Because a little time and labour will not break them; as it is not an hour’s work that will break a colt for the saddle, that he may be pliable when he is to be rid; and our spirits being naturally more wild than colts; he therefore, that would not be thrown, or disappointed of his journey in the fast, must take his spirit to task beforehand. The more dull a boy is, the more time he must take to learn, especially an hard and long lesson, if he mean to say it perfect.

The fast-day is a day of arraignment, our day of trial. If we expect to come off without loss, had we not need to get our wits about us beforehand? To bespeak our judge? To get all our plea in readiness? Without preparation, something or other may be forgot, or neglected, which being then to seek, may mar all; as the foolish virgins were cast for lack of preparing oil before-hand.
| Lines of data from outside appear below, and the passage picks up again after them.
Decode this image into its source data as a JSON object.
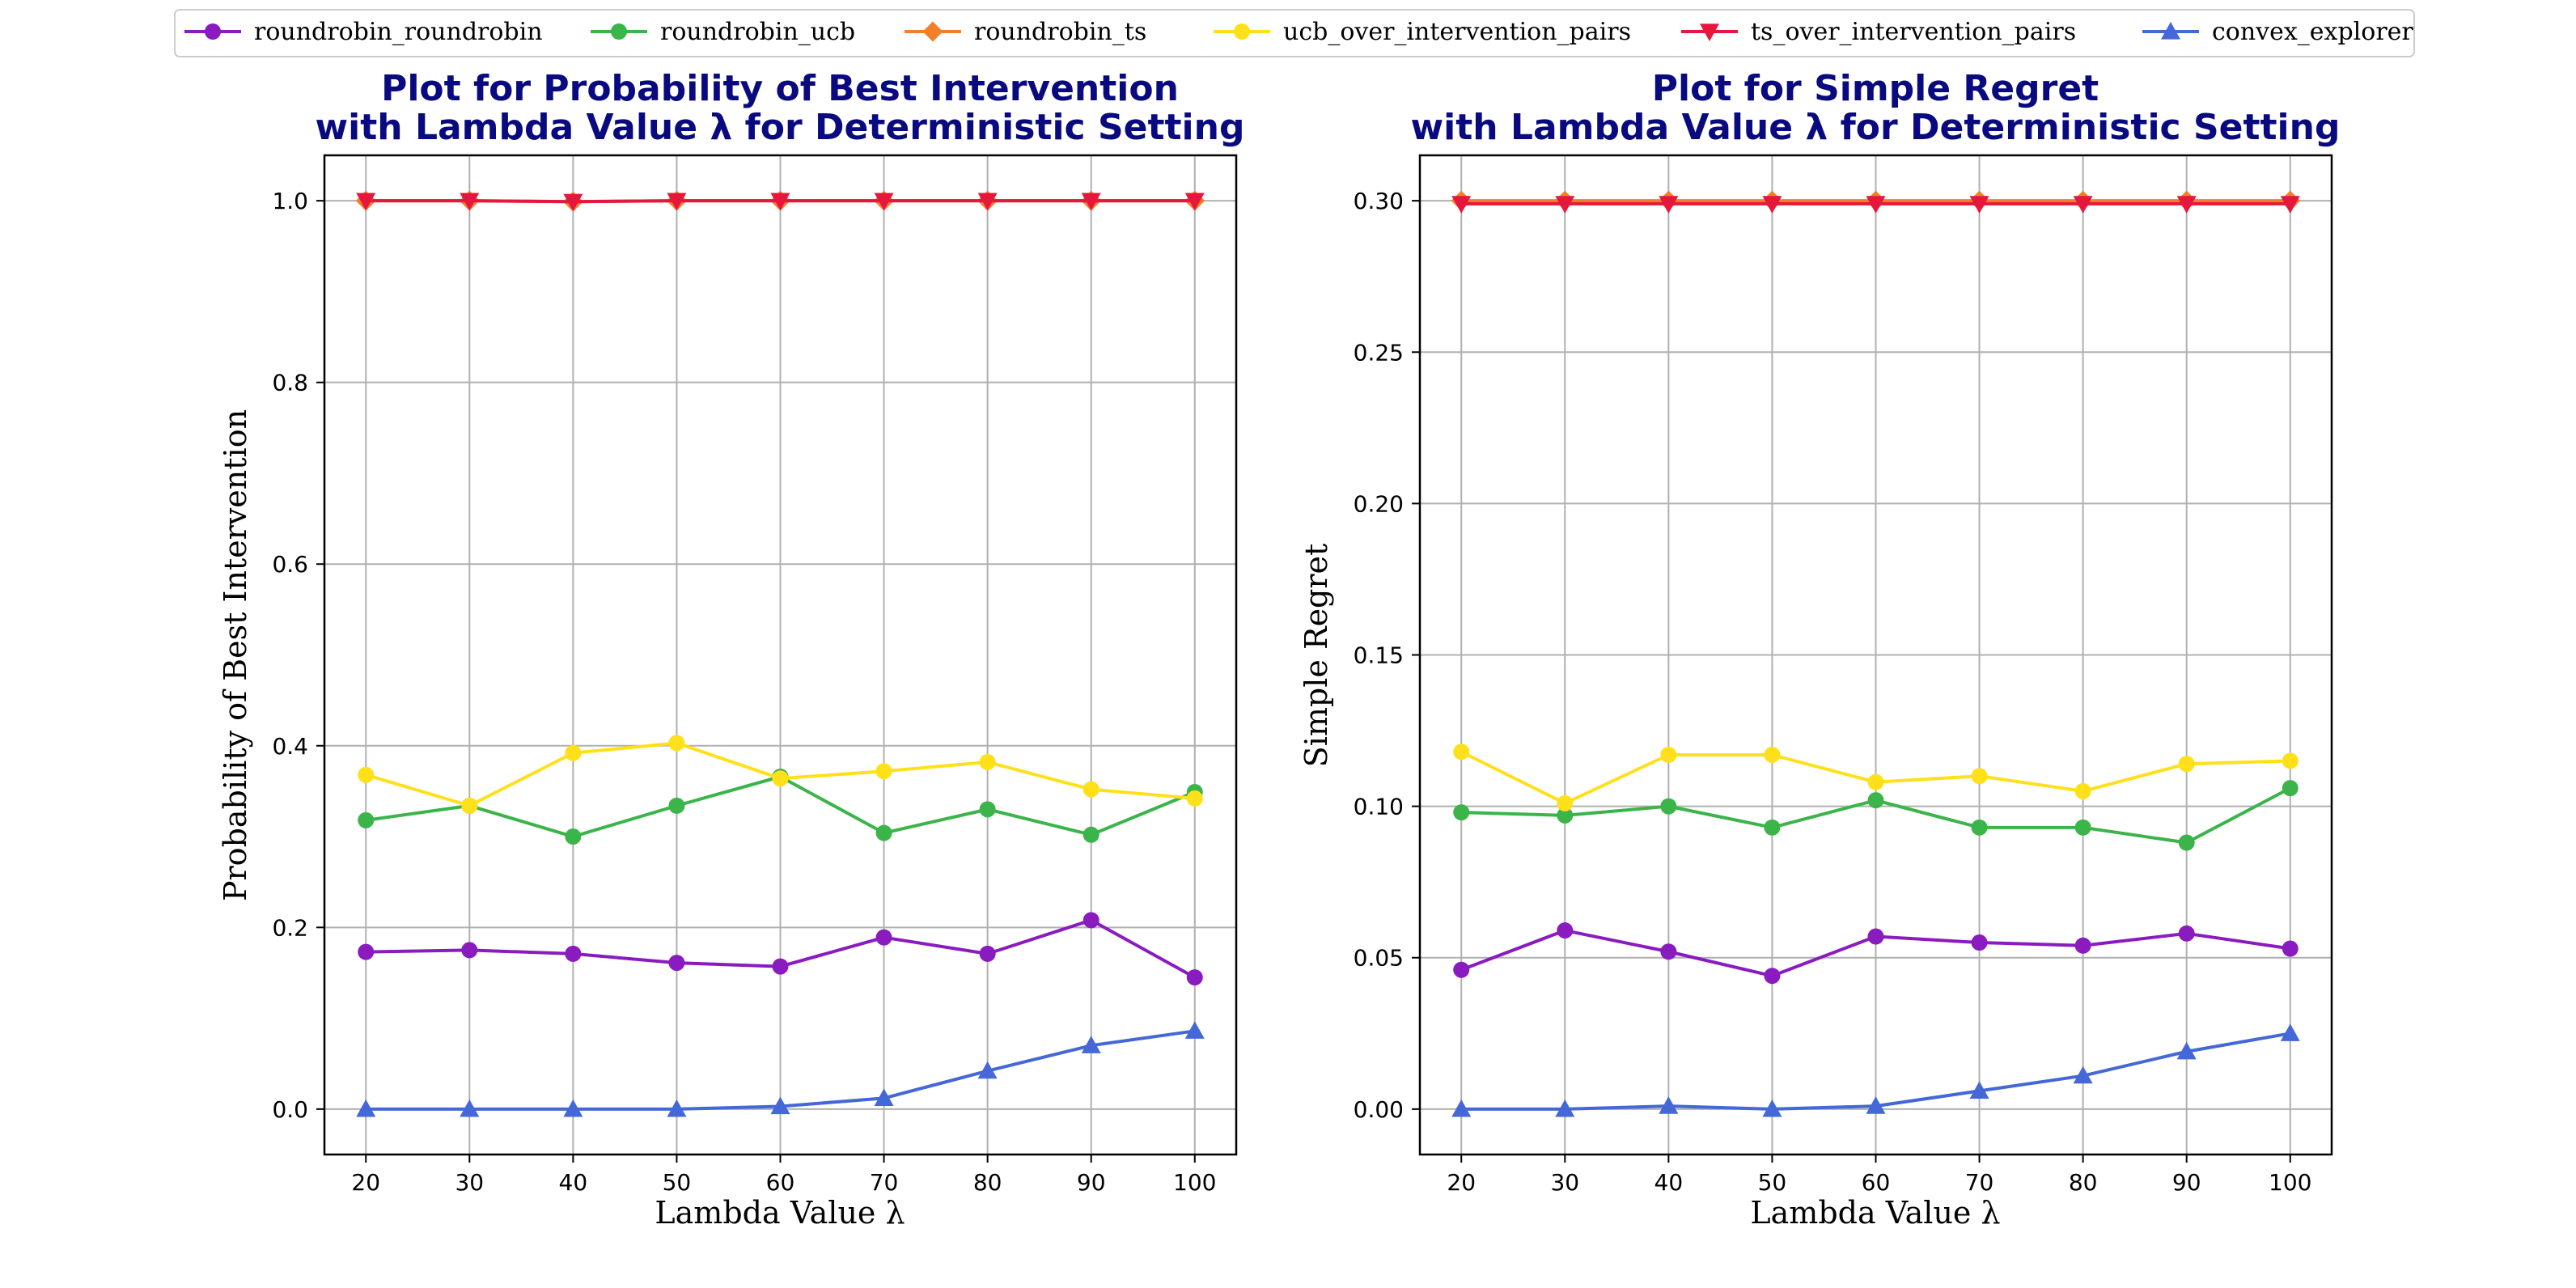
{
  "chart_data": [
    {
      "type": "line",
      "title": [
        "Plot for Probability of Best Intervention",
        "with Lambda Value λ for Deterministic Setting"
      ],
      "xlabel": "Lambda Value λ",
      "ylabel": "Probability of Best Intervention",
      "x": [
        20,
        30,
        40,
        50,
        60,
        70,
        80,
        90,
        100
      ],
      "xlim": [
        16,
        104
      ],
      "ylim": [
        -0.05,
        1.05
      ],
      "yticks": [
        0.0,
        0.2,
        0.4,
        0.6,
        0.8,
        1.0
      ],
      "ytick_labels": [
        "0.0",
        "0.2",
        "0.4",
        "0.6",
        "0.8",
        "1.0"
      ],
      "grid": true,
      "series": [
        {
          "name": "roundrobin_roundrobin",
          "values": [
            0.173,
            0.175,
            0.171,
            0.161,
            0.157,
            0.189,
            0.171,
            0.208,
            0.145
          ]
        },
        {
          "name": "roundrobin_ucb",
          "values": [
            0.318,
            0.334,
            0.3,
            0.334,
            0.366,
            0.304,
            0.33,
            0.302,
            0.349
          ]
        },
        {
          "name": "roundrobin_ts",
          "values": [
            1.0,
            1.0,
            0.999,
            1.0,
            1.0,
            1.0,
            1.0,
            1.0,
            1.0
          ]
        },
        {
          "name": "ucb_over_intervention_pairs",
          "values": [
            0.368,
            0.334,
            0.392,
            0.403,
            0.364,
            0.372,
            0.382,
            0.352,
            0.342
          ]
        },
        {
          "name": "ts_over_intervention_pairs",
          "values": [
            1.0,
            1.0,
            0.999,
            1.0,
            1.0,
            1.0,
            1.0,
            1.0,
            1.0
          ]
        },
        {
          "name": "convex_explorer",
          "values": [
            0.0,
            0.0,
            0.0,
            0.0,
            0.003,
            0.012,
            0.042,
            0.07,
            0.086
          ]
        }
      ]
    },
    {
      "type": "line",
      "title": [
        "Plot for Simple Regret",
        "with Lambda Value λ for Deterministic Setting"
      ],
      "xlabel": "Lambda Value λ",
      "ylabel": "Simple Regret",
      "x": [
        20,
        30,
        40,
        50,
        60,
        70,
        80,
        90,
        100
      ],
      "xlim": [
        16,
        104
      ],
      "ylim": [
        -0.015,
        0.315
      ],
      "yticks": [
        0.0,
        0.05,
        0.1,
        0.15,
        0.2,
        0.25,
        0.3
      ],
      "ytick_labels": [
        "0.00",
        "0.05",
        "0.10",
        "0.15",
        "0.20",
        "0.25",
        "0.30"
      ],
      "grid": true,
      "series": [
        {
          "name": "roundrobin_roundrobin",
          "values": [
            0.046,
            0.059,
            0.052,
            0.044,
            0.057,
            0.055,
            0.054,
            0.058,
            0.053
          ]
        },
        {
          "name": "roundrobin_ucb",
          "values": [
            0.098,
            0.097,
            0.1,
            0.093,
            0.102,
            0.093,
            0.093,
            0.088,
            0.106
          ]
        },
        {
          "name": "roundrobin_ts",
          "values": [
            0.3,
            0.3,
            0.3,
            0.3,
            0.3,
            0.3,
            0.3,
            0.3,
            0.3
          ]
        },
        {
          "name": "ucb_over_intervention_pairs",
          "values": [
            0.118,
            0.101,
            0.117,
            0.117,
            0.108,
            0.11,
            0.105,
            0.114,
            0.115
          ]
        },
        {
          "name": "ts_over_intervention_pairs",
          "values": [
            0.299,
            0.299,
            0.299,
            0.299,
            0.299,
            0.299,
            0.299,
            0.299,
            0.299
          ]
        },
        {
          "name": "convex_explorer",
          "values": [
            0.0,
            0.0,
            0.001,
            0.0,
            0.001,
            0.006,
            0.011,
            0.019,
            0.025
          ]
        }
      ]
    }
  ],
  "legend": {
    "placement": "top-center",
    "entries": [
      {
        "label": "roundrobin_roundrobin",
        "color": "#8a1bbf",
        "marker": "circle"
      },
      {
        "label": "roundrobin_ucb",
        "color": "#3bb44a",
        "marker": "circle"
      },
      {
        "label": "roundrobin_ts",
        "color": "#f47f2a",
        "marker": "diamond"
      },
      {
        "label": "ucb_over_intervention_pairs",
        "color": "#ffe01a",
        "marker": "circle"
      },
      {
        "label": "ts_over_intervention_pairs",
        "color": "#e6173c",
        "marker": "triangle-down"
      },
      {
        "label": "convex_explorer",
        "color": "#4468d8",
        "marker": "triangle-up"
      }
    ]
  },
  "colors": {
    "title": "#0a0a80",
    "grid": "#b0b0b0",
    "axis": "#000000"
  }
}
It is a good rule, praemonitus, et praemunitus; that is, forewarned is forearmed. Now if our minds be a wool-gathering, and we be as bad husbands, that leave their cause at sixes and sevens, till the very trial, whilst the adversary is fortifying his accusations against us; shall we not then be left speechless, and be foiled? If men be but to travel a journey, will they not provide over-night? If to wash or brew, will they not get things in a readiness beforehand? How much more in so weighty a matter? When horses are to run a hard race, will not men pull up their bellies, and diet them before, that they may not fail in the race? If men be to make speeches, will they not whet their wits and study beforehand? In brief, are men unfit for anything of moment, till they consult and pause afore-hand? And can such a work, as a fast, be done without predisposition?
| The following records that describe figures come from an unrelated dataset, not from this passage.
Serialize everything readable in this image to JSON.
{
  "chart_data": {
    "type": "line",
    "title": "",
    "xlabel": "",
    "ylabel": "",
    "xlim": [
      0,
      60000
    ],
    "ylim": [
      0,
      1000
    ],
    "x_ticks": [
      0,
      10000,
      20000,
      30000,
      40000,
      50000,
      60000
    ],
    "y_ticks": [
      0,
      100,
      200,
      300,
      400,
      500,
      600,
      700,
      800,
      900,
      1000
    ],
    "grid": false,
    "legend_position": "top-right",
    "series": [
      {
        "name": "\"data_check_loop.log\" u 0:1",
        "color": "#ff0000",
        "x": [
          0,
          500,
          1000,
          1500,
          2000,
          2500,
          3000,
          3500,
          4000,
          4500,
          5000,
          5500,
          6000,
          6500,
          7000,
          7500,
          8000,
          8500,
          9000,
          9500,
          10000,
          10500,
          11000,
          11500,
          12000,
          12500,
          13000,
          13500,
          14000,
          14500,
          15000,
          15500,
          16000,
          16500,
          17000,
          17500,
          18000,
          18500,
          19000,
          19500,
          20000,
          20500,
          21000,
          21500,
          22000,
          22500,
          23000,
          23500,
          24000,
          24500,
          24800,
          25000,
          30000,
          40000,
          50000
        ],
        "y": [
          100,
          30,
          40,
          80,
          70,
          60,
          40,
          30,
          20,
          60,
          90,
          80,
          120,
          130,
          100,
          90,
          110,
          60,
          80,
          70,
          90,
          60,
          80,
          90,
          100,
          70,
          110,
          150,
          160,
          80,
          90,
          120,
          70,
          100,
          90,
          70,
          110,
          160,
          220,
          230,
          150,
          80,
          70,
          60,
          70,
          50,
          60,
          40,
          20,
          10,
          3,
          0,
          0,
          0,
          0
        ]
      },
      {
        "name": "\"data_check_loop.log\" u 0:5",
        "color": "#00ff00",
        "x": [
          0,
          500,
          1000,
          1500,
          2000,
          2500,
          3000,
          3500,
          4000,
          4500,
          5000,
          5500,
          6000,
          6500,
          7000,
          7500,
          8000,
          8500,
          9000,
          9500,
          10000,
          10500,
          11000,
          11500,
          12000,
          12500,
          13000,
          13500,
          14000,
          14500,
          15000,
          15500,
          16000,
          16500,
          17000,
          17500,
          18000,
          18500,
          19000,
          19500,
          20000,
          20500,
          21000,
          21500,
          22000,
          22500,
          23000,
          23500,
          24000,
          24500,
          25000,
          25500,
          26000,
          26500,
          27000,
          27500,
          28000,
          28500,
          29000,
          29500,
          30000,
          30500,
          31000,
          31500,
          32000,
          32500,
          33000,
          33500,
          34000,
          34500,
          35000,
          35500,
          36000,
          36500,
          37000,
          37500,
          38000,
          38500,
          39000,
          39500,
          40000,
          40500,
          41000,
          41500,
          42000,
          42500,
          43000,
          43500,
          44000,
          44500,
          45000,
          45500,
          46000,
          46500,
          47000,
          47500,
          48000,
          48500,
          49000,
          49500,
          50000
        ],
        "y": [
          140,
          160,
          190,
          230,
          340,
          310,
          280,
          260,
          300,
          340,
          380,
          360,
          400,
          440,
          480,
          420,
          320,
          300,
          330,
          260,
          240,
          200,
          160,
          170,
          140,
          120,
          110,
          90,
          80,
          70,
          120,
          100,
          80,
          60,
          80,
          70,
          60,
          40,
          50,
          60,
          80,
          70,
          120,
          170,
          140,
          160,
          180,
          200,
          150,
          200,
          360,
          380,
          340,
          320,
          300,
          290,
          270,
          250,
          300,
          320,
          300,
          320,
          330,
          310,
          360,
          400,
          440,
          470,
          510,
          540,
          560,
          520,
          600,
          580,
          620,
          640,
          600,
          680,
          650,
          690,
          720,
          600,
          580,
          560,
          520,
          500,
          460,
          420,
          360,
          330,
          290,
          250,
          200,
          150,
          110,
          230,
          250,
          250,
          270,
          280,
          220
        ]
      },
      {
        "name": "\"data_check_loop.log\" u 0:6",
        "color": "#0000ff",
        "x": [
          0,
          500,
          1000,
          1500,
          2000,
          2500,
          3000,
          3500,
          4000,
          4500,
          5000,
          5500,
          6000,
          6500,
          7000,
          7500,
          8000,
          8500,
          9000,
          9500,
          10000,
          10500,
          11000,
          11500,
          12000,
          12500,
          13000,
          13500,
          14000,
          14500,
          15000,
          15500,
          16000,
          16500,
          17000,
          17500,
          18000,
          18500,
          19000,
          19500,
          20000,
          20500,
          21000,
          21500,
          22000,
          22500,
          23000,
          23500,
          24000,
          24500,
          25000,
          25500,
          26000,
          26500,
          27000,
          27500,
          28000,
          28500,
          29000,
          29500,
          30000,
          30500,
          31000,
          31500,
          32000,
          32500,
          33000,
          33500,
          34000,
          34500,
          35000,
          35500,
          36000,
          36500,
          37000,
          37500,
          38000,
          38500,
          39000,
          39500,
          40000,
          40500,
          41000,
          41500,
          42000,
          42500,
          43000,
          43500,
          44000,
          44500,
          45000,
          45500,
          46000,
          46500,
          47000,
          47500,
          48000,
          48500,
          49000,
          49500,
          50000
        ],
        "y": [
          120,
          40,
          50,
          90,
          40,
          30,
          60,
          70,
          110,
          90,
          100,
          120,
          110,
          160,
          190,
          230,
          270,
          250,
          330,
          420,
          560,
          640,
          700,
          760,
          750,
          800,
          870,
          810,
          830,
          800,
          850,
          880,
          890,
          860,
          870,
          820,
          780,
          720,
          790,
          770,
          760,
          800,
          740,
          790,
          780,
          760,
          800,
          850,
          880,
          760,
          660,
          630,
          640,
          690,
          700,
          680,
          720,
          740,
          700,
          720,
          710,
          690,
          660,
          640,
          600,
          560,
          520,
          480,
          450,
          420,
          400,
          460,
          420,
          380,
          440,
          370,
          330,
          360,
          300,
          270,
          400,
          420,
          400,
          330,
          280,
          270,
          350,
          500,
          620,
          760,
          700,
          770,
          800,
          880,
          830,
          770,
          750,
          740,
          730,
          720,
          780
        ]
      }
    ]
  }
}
But how shall a man get his spirit fitly disposed? Let him take a survey of the present indisposedness of it, whether it be ignorance, faintness, or averseness; let him give an evaluation of his corruptions, by which he may feel what rooting they have. Let him resolutely tie himself to the work. Let him enter the plough of examination and humiliation. Let him earnestly seek Christ to bring his Spirit to it; to mortify his corruptions, and to quicken his own spirit.